Bsp. 7.1.-4: Zwischendominanten in Moll
Bsp. 7.1.-5: Beispiele für rückbezügliche Dominanten
Bsp. 7.1.-6: Ellipse (trugschlüssige Auflösung einer Zwischendominante)
von besonderer Bedeutung ist die
Doppeldominante: Dominante der Dominante (Dur-Dreiklang auf der 2)
andere Bezeichnung: Wechseldominante
Funktionssymbol: 2.D oder zwei ineinander verschlungene D
primäres Auflösungsziel: Dominante
Die Doppeldominante kann erklärt werden als verdurte Subdominantparallele (SP, als solche funktioniert dieser Akkord im Lydischen). Sie kann sowohl Vertreterklang der Subdominante (diese also ersetzen), als auch deren Nachfolger sein. Die Nähe zur Subdominante erweist sich in der häufigen Wendung S 2.D D (Bsp. 7.1.-7b).
Bsp. 7.1.-7: Doppeldominante
Dominanten höherer Grade sind jeweils Dominanten von bereits höhergradigen Dominanten (also wenigstens [Zwischen-]Doppeldominanten) und funktionieren als solche nur, wenn sie sich in die tiefergradige Dominante auflösen.
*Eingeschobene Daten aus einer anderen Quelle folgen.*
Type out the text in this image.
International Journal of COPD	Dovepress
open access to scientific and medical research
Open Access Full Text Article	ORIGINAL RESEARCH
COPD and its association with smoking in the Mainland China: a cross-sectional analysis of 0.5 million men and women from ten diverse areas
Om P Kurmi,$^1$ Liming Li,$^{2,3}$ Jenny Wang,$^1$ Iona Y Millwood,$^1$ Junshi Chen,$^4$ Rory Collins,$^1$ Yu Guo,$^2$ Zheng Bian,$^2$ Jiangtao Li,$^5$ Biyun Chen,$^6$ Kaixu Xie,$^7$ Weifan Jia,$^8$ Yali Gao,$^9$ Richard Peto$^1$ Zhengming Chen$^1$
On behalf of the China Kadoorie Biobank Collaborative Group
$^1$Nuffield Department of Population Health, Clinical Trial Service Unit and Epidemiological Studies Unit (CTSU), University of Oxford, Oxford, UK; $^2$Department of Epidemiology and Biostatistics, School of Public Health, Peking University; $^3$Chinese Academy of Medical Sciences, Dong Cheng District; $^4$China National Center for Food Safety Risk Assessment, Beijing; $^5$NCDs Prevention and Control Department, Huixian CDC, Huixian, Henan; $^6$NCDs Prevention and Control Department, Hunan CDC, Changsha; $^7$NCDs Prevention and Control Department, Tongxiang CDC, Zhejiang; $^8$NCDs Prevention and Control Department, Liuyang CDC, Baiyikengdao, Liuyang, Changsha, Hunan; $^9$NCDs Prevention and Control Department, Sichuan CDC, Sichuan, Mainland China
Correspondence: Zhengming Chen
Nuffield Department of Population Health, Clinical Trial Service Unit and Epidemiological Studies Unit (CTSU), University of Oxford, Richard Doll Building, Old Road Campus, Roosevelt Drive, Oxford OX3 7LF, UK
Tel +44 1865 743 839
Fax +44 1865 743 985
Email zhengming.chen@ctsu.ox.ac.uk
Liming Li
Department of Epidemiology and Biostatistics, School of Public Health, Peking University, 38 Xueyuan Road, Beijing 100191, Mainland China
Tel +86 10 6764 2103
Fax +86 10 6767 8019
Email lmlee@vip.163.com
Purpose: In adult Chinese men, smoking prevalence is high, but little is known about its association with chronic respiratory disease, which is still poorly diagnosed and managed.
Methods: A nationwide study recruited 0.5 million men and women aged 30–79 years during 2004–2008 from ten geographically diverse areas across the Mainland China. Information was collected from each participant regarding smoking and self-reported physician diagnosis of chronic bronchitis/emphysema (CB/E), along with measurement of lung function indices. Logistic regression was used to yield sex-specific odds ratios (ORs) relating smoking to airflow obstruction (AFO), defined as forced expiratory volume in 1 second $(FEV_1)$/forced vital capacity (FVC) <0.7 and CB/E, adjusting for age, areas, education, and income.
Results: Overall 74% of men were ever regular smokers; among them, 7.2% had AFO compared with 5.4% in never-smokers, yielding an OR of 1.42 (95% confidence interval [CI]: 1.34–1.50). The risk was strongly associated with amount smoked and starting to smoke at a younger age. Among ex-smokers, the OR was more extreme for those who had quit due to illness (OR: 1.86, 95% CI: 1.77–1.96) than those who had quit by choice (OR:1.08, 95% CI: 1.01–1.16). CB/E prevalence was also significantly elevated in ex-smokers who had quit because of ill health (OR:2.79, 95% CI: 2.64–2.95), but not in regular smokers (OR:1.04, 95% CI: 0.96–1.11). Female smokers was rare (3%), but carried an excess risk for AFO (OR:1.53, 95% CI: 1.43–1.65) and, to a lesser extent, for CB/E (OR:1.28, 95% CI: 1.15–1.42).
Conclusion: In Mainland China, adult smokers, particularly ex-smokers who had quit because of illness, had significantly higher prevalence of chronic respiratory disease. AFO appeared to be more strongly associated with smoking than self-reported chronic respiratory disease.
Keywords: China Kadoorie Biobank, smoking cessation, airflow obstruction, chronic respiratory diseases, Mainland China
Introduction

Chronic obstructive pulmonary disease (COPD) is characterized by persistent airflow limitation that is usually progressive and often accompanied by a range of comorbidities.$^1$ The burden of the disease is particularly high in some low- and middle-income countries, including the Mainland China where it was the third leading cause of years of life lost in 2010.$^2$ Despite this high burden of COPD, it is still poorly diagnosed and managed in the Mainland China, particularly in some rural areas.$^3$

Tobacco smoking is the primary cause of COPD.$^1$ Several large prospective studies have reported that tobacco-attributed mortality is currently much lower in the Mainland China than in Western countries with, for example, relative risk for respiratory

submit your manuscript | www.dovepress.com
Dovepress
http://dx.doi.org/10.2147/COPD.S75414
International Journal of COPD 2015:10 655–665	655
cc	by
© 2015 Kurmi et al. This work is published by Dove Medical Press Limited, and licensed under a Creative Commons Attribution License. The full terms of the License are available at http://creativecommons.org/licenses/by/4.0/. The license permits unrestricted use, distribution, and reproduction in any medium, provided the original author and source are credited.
Funktionssymbol: 3.D (oder drei ineinander verschlungene D, dritte Dominante Dominante der Doppeldominante), 4.D (vierte Dominante Dominante der dritten Dominante), etc.
Dominanten höherer Grade werden häufig als Dominantkette (im Sinne einer realen Quintfallsequenz) eingesetzt. Meist erscheinen sie als Septakkorde deren Leitton „verführt“ wird (also entgegen der Streberichtung) (Bsp. 7.1.-8).
Bsp. 7.1.-8: Dominanten höherer Grade als Dominantkette
Pseudodominanten: alle Akkorde, die ihrer Akkordform nach nicht echte Dominanten sind, denen jedoch der untere quintverwandte Akkord folgt
unechte Dominante
andere Bezeichnung: Stellungsdominante
Akkordform: beliebiger (meist) Septakkord (aber nicht Dur)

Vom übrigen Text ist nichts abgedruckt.